VENCE
Nous reproduisons une préface de catalogue dans lequel l’artiste dit toute son admiration pour son ami.
Reconnaître à Arman la dimension d’un précurseur, c’est rendre à Arman ce qui appartient à Arman. Il faut le savoir.
1913, introduction de l’objet en soi et non pas comme modèle dans l’histoire de l’art. Par ce geste à la fois héroïque et provocateur, Marcel Duchamp franchissait là, une étape essentielle en ce début du XXe siècle. Une révolution véritable qui garde aujourd’hui encore toute sa pertinence chez nos plus jeunes artistes.
Mais disons-le clairement, écrivons-le sans ambiguïté et sachons-le une fois pour toute : Oui, il y a eu Marcel Duchamp et sa « Roue de bicyclette » qui s’imposait comme la première œuvre d’art utilisant des objets réels. Ensuite, en 1960, nous avons eu Arman. Arman et son exploration méthodique de l’objet. Et ensuite ? Ensuite, il y a tous les autres ... et ils sont des milliers... !
Arman a été après Duchamp, le premier artiste qui mieux et plus radicalement que quiconque a su exploiter les possibilités de l’objet. C’est là une réalité indéniable et c’est d’une importance historique sur laquelle il nous faut insister.
Il faut évaluer ensuite cet extraordinaire niveau de créativité qui s’est mis en marche à partir de ses premières « Poubelles » et « Accumulations ». Systématiquement, Arman s’est approprié des méthodes originales de travail (les « Colères », les « Coupes », les « Combustions »). Il faut regarder attentivement aussi les Accumulations d’Objets neufs, tels que « Minutes » (1991), « 100.000 Watts » (1992), et surtout « La Chute des Courses » de 1996 constituée d’une accumulation de charriots, pour en saisir toute leur fraîcheur innovante. Des œuvres qui anticipent celles que l’on découvre souvent dans les catalogues d’artistes stars de ces dernières années.
Une chose encore.
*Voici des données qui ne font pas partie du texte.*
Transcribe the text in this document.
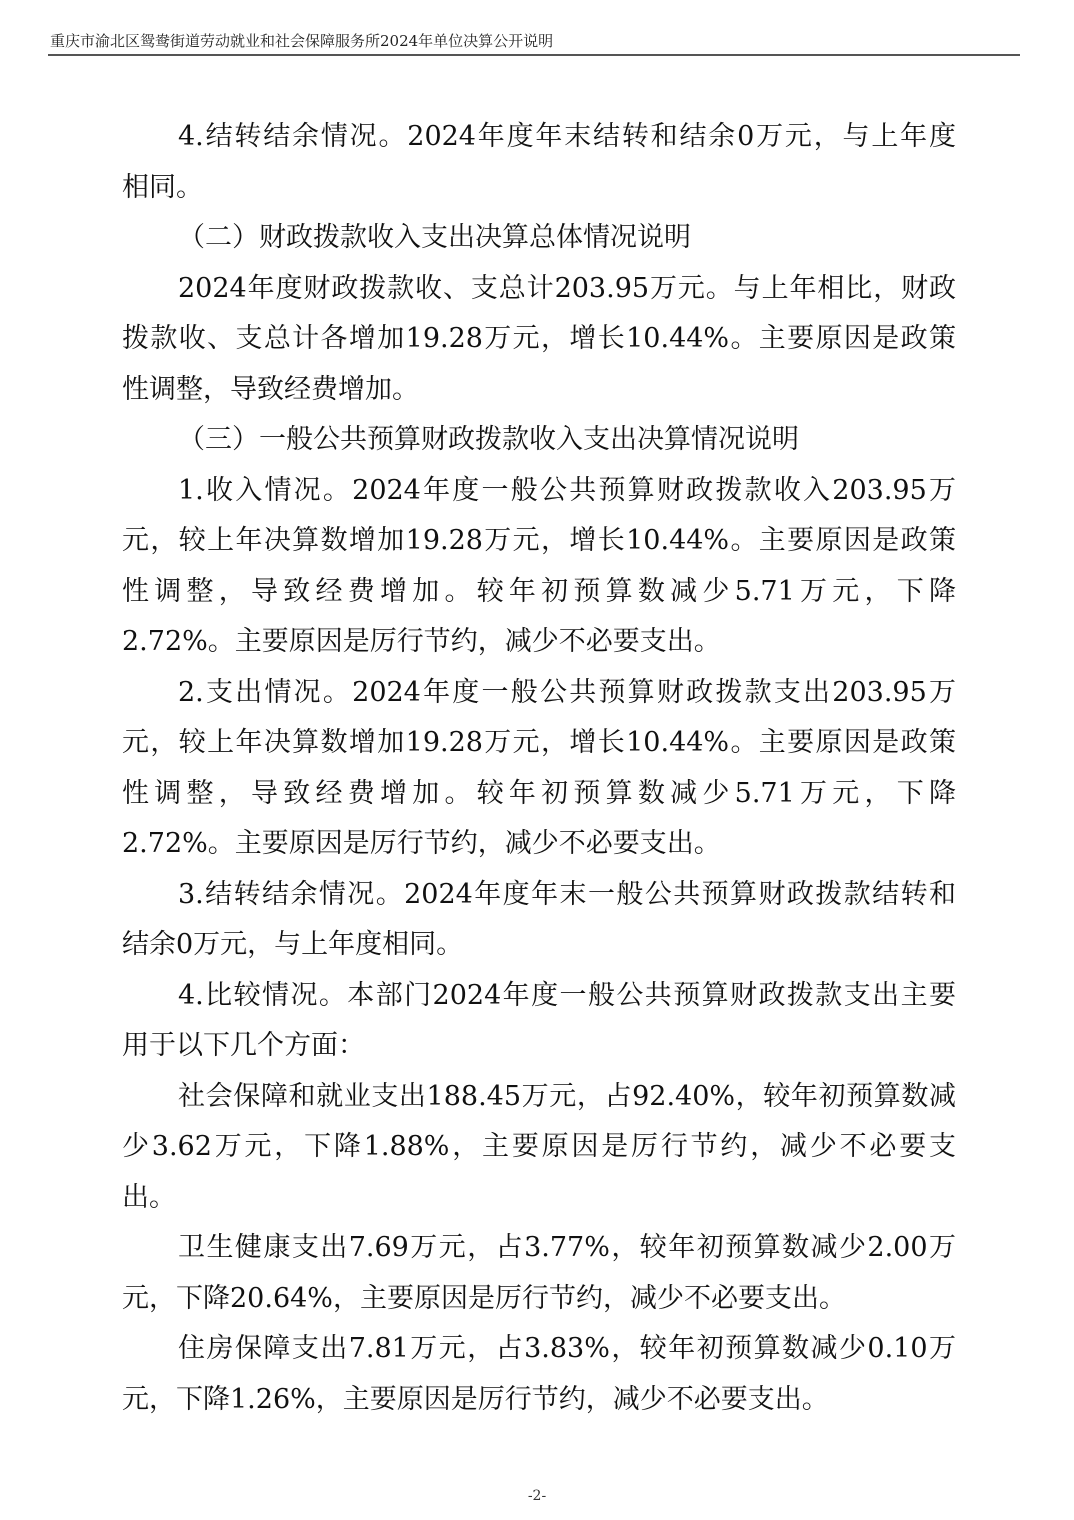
重庆市渝北区鸳鸯街道劳动就业和社会保障服务所2024年单位决算公开说明
4.结转结余情况。2024年度年末结转和结余0万元，与上年度
相同。
（二）财政拨款收入支出决算总体情况说明
2024年度财政拨款收、支总计203.95万元。与上年相比，财政
拨款收、支总计各增加19.28万元，增长10.44%。主要原因是政策
性调整，导致经费增加。
（三）一般公共预算财政拨款收入支出决算情况说明
1.收入情况。2024年度一般公共预算财政拨款收入203.95万
元，较上年决算数增加19.28万元，增长10.44%。主要原因是政策
性调整，导致经费增加。较年初预算数减少5.71万元，下降
2.72%。主要原因是厉行节约，减少不必要支出。
2.支出情况。2024年度一般公共预算财政拨款支出203.95万
元，较上年决算数增加19.28万元，增长10.44%。主要原因是政策
性调整，导致经费增加。较年初预算数减少5.71万元，下降
2.72%。主要原因是厉行节约，减少不必要支出。
3.结转结余情况。2024年度年末一般公共预算财政拨款结转和
结余0万元，与上年度相同。
4.比较情况。本部门2024年度一般公共预算财政拨款支出主要
用于以下几个方面：
社会保障和就业支出188.45万元，占92.40%，较年初预算数减
少3.62万元，下降1.88%，主要原因是厉行节约，减少不必要支
出。
卫生健康支出7.69万元，占3.77%，较年初预算数减少2.00万
元，下降20.64%，主要原因是厉行节约，减少不必要支出。
住房保障支出7.81万元，占3.83%，较年初预算数减少0.10万
元，下降1.26%，主要原因是厉行节约，减少不必要支出。
-2-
Arman est l’artiste qui a introduit le « Geste » dans la création d’une œuvre d’art. Nous ne sommes plus avec lui dans les assemblages intuitivement composés tels que ceux de Rauschenberg avec ses « Combine Paintings ». Non, Arman franchit une autre étape. Il est pour l’objet ce que Jackson Pollock est pour la peinture. Le corps est engagé, ses mouvements, dans et autour de l'œuvre, la génèrent et définissent son identité. Je pense à l’un de ses chefs-d’œuvre « NBC Rage » de 1961 qui est une « colère de contrebasse » réalisée devant les caméras de la célèbre chaîne de télévision américaine NBC, impasse Ronsin à Paris. Voir ces images, c’est retrouver la radicalité du célèbre travail au sol de Pollock devant l’objectif de Hans Namuth.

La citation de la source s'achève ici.